The subject, Crazy Horse on horseback pointing at the lands where ‘his dead are buried,’ so appealed to Ziolkowski, he set out to make his monument the biggest statue in the world. He began alone with a chisel, a jackhammer, and a 700 step ladder, and didn’t stop until his death in 1982. His widow, most of their children, and even their children’s children, continue to realise his vision.
National and international interest has increased as the monument finally starts to take recognizable shape. It has recieved no federal or state funds because Ziolkowski claimed the government had no right to be involved after all the treaties it had broken with the Souix. Instead, the monument relies entirely on admissions and contributions.
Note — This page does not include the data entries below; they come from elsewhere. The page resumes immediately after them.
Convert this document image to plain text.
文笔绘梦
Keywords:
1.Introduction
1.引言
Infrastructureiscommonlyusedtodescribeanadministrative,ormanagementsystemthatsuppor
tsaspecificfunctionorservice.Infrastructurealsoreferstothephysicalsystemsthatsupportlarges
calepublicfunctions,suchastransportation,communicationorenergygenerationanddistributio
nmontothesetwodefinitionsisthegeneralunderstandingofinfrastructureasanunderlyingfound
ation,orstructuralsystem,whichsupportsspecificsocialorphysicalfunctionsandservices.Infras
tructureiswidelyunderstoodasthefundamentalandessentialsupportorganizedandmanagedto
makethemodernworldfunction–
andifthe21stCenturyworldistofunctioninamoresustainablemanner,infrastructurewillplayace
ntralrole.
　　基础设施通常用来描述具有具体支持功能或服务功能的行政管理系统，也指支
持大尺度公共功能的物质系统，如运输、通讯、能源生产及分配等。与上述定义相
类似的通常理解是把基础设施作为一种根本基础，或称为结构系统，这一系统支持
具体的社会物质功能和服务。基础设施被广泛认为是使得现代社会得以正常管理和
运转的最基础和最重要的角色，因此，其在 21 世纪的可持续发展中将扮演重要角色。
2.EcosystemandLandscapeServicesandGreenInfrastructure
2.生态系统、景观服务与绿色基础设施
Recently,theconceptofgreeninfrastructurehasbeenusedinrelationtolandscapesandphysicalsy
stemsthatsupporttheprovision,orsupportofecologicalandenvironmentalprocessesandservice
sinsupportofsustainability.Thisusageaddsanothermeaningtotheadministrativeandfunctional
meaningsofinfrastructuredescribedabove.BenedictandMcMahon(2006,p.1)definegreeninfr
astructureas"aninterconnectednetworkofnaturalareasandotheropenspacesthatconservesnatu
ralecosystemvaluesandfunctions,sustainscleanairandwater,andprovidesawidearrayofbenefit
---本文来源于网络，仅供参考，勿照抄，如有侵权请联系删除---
To give some idea of its size, all four Rushmore heads could fit inside Crazy Horse’s head, from which will jut a 13 metre stone feather, while the visitor centre is a full mile from the carving itself. The beautiful 6 metre scale model at the visitor centre is 34 times smaller than the monument. It could well be another 50 years before it is finished.
But the plans don’t stop with the sculpture. Ziolkowski’s descendants hope to build a North American Indian Museum, a university, and a medical training centre on the land between the visitor centre and the monument. Construction is underway.
Back in the Lawnmower, driving south for Nebraska, I’m speechless, completely blown away. Ziolkowski had devoted his life to this project and died when it was still an undefined mess of rock. Now that’s dying for art.
Buffalo graze in paddocks along the highway until I enter Nebraska, a state home to a lot of flat land, a few thousand telephone poles, a couple of Springsteen and Dylan albums, an ironic state slogan (Nebraska: The Good Life), and one iconoclastic tourist drawcard: Carhenge. It is exactly as it sounds; old, wrecked cars painted grey and buried upright in a replica of Stonehenge. High art, or satanic shrine. It’s open to interpretation.
After its completion, the Nebraska Roads Department declared Carhenge a junkyard and ordered its removal. But the citizens of the nearby town of Alliance (population: 2 McDonalds, 1 Burger King, 9 petrol stations, and a dozen churches), realising they had the only tourist drawcard for miles, rallied around Carhenge and preserved its existence. No druids are going to descend on this momument, but it remains the best picnic spot in America’s heartland. And best of all, it’s free. No wannabe PT Barnum is charging two bits a gander or selling brain and nerve tonic from the back of a flat bed truck. For this reason, it stands alone as a roadside attraction.
The prairies have an identity all their own. It’s a very different America out here, as if nothing is known of the liberal west coast, or the uptight all business east coast, or the iced tea drinking southerners. But now I’ve seen the Crazy Horse Monument and Carhenge, I’m ready to go to the big Corn Palace in the sky.